Share via


DSC File Sets and Files

An application's distributed data is stored in DSC file sets. A DSC file set is a distributed store of strongly typed .NET objects. A file set is exposed in the client application as an instance of the DscFileSet class and also as an IQueryable object that is returned by the FromDsc method.

Although LINQ to HPC queries view file sets as sequences of records, the DSC divides the individual data records of a DSC file set into segments called DSC files. The DSC files that make up a file set are distributed by the DSC across the available DSC nodes.

DSC files are internal mechanisms that are used to partition and replicate groups of records, and programmers rarely need to interact with them directly. After a DSC file set is created and finalized (this is known as the seal operation), it is not possible to modify the file set. DSC files use automatically generated names, and cannot be renamed. It is helpful to think of a DSC file set as a single large file that contains many records rather than as a directory or container of files. While it is true that the records of a file set are partitioned and grouped into individual files that are distributed across DSC nodes, the fact that the records are distributed does not fundamentally alter the principal operational view of a file set as a sequence of records.

You can control aspects of file sets and files. For example, the command DscFileSet.AddExistingFile adds an existing DSC file to a newly created file set (one that has not yet been sealed). This command updates the catalog on the DSC database. It does not copy the file on disk, it simply adds the existing to the list of files DSC considers as comprising the new file set. It is possible that a DSC file might be part of more than one file set.

When a LINQ to HPC query reads a file set, it processes individual records from that file set. A record can be a line of text, which is represented by the LineRecord class, or a previously saved object of a .NET type. You can think of a file set as either a sequence of objects that you have previously saved, or as a sequence of text lines. There are a variety of serialization modes possible for records, such as plain text and binary. LINQ to HPC queries that operate on file sets use the HPC cluster to iterate over each record in the specified file set.
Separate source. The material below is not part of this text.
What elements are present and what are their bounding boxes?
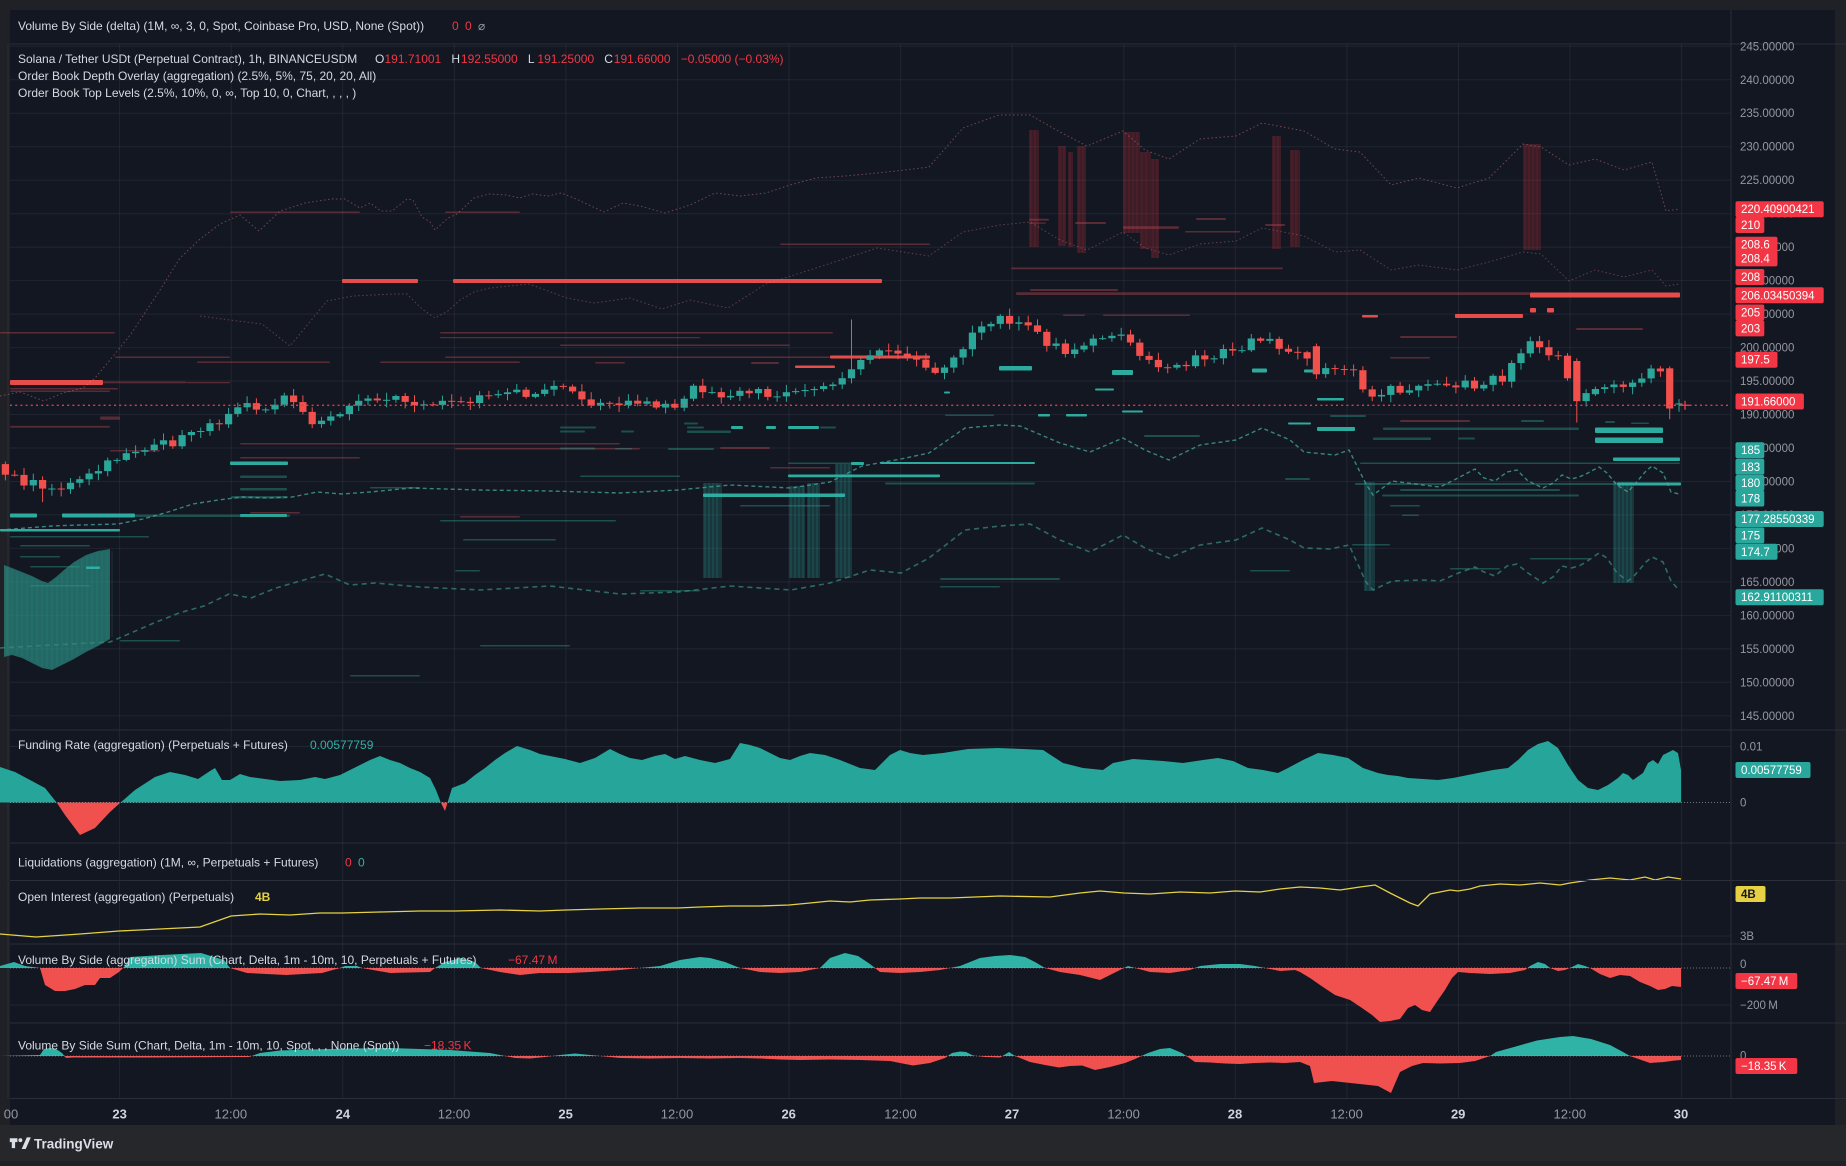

The following diagram illustrates how a DSC file set is divided into DSC files that are distributed across DSC nodes.

Division of a file set

Figure 2. Division of a DSC file set into DSC files

Even though DSC file sets contain distributed data, you can use a single LINQ to HPC query in your application to interact with the data. Applications can apply LINQ operators as needed, and the system handles the details of executing the query on the nodes. In addition, if a LINQ to HPC query produces intermediate results—for example, when two query operations are chained together—these intermediate results are also automatically stored by the LINQ to HPC runtime.